Maggie Dietz, born and raised in Green Bay, Wisconsin, is a poet and editor. In 1999, she won the Grolier Poetry Prize, and her poetry collection, Perennial Fall, won the 2007 Jane Kenyon Award. She was assistant poetry editor for Slate magazine (2004-2012), and also served as director of the Favorite Poem Project, started by Robert Pinsky during his terms as U.S. Poet Laureate.
. . .
Pluto
. . .
by Maggie Dietz
. . .
Don't feel small. We all have
been demoted. Go on being
. . .
moon or rock or orb, buoyant
and distant, smallest craft ball
. . .
at Vanevenhoven's Hardware
spray-painted purple or day-glow
. . .
orange for a child's elliptical vision
of fish line, cardboard and foam.
. . .
No spacecraft has touched you,
no flesh met the luster of your
. . .
heavenly body. Little cold one, blow
your horn. No matter what you are
. . .
planet, and something other than
planet, ancient but not "classical,"
. . .
the controversy over what to call you
light-hours from your ears.

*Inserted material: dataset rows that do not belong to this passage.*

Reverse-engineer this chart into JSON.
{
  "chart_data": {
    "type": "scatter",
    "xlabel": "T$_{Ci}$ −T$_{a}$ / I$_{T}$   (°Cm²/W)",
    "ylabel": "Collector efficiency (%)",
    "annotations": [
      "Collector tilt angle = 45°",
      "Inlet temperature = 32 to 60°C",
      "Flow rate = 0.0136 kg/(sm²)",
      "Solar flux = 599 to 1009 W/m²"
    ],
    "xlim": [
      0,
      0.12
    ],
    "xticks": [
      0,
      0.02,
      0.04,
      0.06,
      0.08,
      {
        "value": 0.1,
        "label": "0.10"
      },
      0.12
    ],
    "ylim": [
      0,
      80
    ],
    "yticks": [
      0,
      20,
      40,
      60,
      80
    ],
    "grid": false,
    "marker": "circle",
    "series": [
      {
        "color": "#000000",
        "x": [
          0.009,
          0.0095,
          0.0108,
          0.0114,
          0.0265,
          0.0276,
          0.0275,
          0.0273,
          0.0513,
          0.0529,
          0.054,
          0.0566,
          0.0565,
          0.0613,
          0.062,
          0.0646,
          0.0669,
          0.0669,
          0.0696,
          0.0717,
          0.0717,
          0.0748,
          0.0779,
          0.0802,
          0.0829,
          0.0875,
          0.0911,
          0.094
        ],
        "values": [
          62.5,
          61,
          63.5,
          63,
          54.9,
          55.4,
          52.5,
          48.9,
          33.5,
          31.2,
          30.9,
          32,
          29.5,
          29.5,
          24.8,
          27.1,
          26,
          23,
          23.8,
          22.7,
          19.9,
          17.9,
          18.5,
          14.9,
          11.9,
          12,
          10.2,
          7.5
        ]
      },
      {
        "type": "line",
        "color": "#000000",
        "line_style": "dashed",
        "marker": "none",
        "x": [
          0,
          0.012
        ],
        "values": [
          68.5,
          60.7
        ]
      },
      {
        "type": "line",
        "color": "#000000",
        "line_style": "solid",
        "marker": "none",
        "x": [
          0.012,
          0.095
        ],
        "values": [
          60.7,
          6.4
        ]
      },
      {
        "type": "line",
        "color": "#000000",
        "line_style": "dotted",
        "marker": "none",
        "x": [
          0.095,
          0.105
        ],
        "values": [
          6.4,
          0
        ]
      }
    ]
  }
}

On Earth
. . .
we tend to nurture the diminutive,
root for the diminished. None
. . .
of your neighbors knows your name.
Nothing has changed. If Charon's
. . .
not your moon, who cares? She
remains unmoved, your companion.
. . .
"Pluto" from That Kind of Happy, by Maggie Dietz – © 2016 by The University of Chicago Press
G’Morning/Afternoon/Evening MOTlies!
So, what do you think?
Is Pluto a planet, a dwarf planet, or something else?